Di Oumar Barry – Centro studi AMIStaDeS
Foto di Sara Bellosta
La crisi umanitaria in Sudan ha generato milioni di sfollati e rifugiati, con il Ciad che ospita un numero crescente di persone in fuga dal conflitto. Medici senza Frontiere (MSF) interviene nei campi di Tiné e Ouré Cassoni, affrontando emergenze sanitarie, epidemie e violenze di genere, con particolare attenzione a donne e bambini. La risposta internazionale rimane insufficiente, rendendo cruciale coordinazione, finanziamenti e strategie logistiche per garantire protezione e sopravvivenza.
La situazione umanitaria in Sudan ha raggiunto livelli drammatici, con milioni di persone costrette a fuggire dalle proprie case a causa di conflitti armati, della carestie e dell’instabilità politica. Una delle conseguenze più evidenti di questa crisi è l’esodo di rifugiati verso paesi confinanti come il Ciad che, nonostante sia una delle nazioni più povere al mondo, sta ospitando un numero crescente di persone in fuga dal Darfur e da altre regioni colpite dalla guerra.
Per comprendere meglio la realtà quotidiana nei campi rifugiati, abbiamo intervistato Sara Bellosta, originaria di Mappano, vicino a Torino, e da quattro anni impegnata nel settore umanitario come responsabile della logistica e approvvigionamento per MSF. Attualmente è sul campo, al confine tra Ciad e Sudan, dove coordina i progetti umanitari di Tiné e Ouré Cassoni.

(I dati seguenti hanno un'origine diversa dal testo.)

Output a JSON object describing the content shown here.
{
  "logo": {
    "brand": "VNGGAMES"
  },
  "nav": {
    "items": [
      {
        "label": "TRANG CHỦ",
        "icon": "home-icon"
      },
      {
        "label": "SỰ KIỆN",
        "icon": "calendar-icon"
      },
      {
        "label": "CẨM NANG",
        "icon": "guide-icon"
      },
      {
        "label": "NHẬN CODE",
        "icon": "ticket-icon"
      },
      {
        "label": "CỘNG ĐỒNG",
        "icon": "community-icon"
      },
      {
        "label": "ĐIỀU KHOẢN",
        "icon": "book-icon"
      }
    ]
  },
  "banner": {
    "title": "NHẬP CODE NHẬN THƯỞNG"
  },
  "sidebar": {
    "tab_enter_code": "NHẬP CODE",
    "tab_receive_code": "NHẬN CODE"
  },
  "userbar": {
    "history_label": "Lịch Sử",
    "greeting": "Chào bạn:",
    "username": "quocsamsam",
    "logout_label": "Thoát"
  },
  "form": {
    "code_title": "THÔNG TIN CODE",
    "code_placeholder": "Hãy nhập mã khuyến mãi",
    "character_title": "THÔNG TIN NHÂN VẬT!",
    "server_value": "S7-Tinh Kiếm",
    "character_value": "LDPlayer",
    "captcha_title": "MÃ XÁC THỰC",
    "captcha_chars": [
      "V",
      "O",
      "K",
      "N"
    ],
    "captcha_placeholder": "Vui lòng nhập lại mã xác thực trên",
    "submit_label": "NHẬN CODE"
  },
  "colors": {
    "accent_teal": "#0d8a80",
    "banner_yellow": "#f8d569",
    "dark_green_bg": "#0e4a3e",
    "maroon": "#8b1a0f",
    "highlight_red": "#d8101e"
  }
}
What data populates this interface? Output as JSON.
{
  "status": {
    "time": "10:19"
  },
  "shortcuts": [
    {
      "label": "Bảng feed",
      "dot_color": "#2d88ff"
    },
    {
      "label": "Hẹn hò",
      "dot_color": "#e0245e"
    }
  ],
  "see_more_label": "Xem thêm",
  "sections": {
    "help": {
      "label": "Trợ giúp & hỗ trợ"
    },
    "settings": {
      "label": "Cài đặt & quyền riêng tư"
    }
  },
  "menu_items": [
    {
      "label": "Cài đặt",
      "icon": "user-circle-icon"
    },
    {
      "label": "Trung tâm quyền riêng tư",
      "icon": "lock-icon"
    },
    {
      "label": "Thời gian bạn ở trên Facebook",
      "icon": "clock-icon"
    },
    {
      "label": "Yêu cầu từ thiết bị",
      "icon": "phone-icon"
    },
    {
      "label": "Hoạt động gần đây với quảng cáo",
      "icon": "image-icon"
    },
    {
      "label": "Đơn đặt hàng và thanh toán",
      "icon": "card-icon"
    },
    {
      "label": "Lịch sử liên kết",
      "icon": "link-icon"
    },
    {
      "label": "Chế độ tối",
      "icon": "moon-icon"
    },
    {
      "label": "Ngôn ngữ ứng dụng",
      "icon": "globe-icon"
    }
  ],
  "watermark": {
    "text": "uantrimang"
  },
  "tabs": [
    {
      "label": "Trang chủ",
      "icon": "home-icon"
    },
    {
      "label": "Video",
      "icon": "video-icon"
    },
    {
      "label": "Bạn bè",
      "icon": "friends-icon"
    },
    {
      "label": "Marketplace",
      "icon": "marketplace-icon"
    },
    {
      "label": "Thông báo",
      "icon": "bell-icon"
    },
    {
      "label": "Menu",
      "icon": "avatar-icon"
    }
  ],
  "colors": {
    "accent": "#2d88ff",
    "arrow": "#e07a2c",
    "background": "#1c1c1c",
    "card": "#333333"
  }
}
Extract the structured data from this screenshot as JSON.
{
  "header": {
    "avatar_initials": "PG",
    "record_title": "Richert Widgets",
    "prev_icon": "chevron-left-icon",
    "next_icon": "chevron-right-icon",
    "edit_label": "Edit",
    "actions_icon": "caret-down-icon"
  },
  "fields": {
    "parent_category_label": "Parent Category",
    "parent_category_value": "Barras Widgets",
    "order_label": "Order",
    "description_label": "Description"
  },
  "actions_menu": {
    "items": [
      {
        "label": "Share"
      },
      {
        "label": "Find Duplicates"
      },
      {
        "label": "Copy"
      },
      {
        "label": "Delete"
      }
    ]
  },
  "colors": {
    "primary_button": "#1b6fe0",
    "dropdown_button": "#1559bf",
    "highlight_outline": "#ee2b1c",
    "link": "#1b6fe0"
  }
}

Può descrivere la situazione attuale nelle aree in cui opera, in particolare nei campi che accolgono i rifugiati sudanesi in fuga dal conflitto? Quali sono le principali condizioni umanitarie, sanitarie e sociali che riguardano la loro accoglienza e sopravvivenza?
Attualmente mi trovo in Ciad, dove lavoro come responsabile della logistica e degli approvvigionamenti per Médecins Sans Frontières (MSF) in progetti a Tiné e Ouré Cassoni, due località desertiche al confine con il Darfur, in Sudan.La nostra presenza risponde a una delle peggiori crisi umanitarie dei nostri tempi: la guerra in Sudan ha generato oltre 12 milioni di sfollati interni e più di 4 milioni di rifugiati nei paesi confinanti (UNHCR), tra cui il Ciad. Queste persone, che spesso arrivano con pochissimo, hanno bisogno di tutto: cibo, acqua, cure mediche e protezione.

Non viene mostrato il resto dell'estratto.